Alternatief GLP-1 analogen (resistent tegen afbraak dipeptylpeptidase-4) die momenteel beschikbaar zijn voor het beheer van glycemie bij ambulante patiënten met type 2 diabetes kan nuttig zijn. Terwijl meer betaalbare, deze middelen (zoals exenatide en liraglutide) hebben potentiële nadelen, waaronder onvoorspelbaar plasmaconcentraties bij de ernstig zieke, en vorming van antilichamen, die beoordeling [99] vereist. Na de effecten van de afzonderlijke proglucagon producten (dat wil zeggen GLP-1, GLP-2 en GIP), het gebruik ofdipeptyl-peptidase-4 remming van endogene concentraties van drie peptiden verdient ook daarvan te verbeteren. Zoals beschreven ingrijpende gevolgen maaglediging en /of kleine darm vrijwel zeker ongewenst, en de effecten van exogeen GLP-1 op het maagdarmkanaal tijdens langdurige toediening in de kritisch zieke worden onderzocht. De mogelijkheid tot een toegenomen risico op gastro-oesofageale reflux, en daaropvolgende aspiratie en de effecten van voedingsstoffen en absorptie vertegenwoordigen prioriteiten voor toekomstig onderzoek.

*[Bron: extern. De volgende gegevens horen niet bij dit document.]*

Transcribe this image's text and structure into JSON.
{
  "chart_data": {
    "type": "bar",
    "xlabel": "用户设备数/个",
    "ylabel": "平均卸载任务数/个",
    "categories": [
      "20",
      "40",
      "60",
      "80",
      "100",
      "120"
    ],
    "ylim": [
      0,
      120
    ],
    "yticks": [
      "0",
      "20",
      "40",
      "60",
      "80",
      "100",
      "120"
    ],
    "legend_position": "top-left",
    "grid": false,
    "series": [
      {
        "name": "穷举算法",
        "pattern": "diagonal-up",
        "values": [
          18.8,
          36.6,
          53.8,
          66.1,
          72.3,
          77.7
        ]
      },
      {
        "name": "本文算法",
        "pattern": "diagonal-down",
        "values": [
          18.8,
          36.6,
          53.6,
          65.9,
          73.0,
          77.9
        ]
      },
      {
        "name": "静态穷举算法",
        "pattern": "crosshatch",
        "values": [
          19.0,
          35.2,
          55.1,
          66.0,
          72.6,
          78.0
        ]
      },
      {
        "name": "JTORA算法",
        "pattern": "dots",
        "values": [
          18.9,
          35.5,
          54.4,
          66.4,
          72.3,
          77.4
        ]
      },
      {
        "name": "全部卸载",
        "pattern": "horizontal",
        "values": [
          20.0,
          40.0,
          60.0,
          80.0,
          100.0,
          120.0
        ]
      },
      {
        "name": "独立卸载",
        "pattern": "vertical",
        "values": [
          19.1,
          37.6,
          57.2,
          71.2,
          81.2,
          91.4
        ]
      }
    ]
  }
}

GIP waarschijnlijk de dominante incretin gezondheid, vertraagt niet maaglediging en heeft het potentieel om leiden tot gewichtstoename [85]. Dienovereenkomstig kan een GIP wenselijker profiel dan GLP-1 hebben. Echter, het insulinotrope effect van GIP aanzienlijk verzwakt in type 2 diabetes en ~ 50% van hun eerstegraads familieleden [100]. De vermindering van insulinotrope effect is te wijten, althans gedeeltelijk, de effecten van hyperglykemie. Of een aantal patiënten met stress-geïnduceerde hyperglykemie ook responsief GIP farmacotherapie, waardoor het gebruik van specifieke patiënten beperkt zal zijn, moet nog worden bepaald.
GLP-2 heeft potentieel als een therapie intestinale groei stimuleren en te verbeteren voedingsopname in de kritiek zieke patiënt. Bovendien kan GLP-2 secundaire infecties in de kritisch zieke Aangezien GLP-2 verminderde translocatie van bacteriën in een rattenmodel van pancreatitis [101].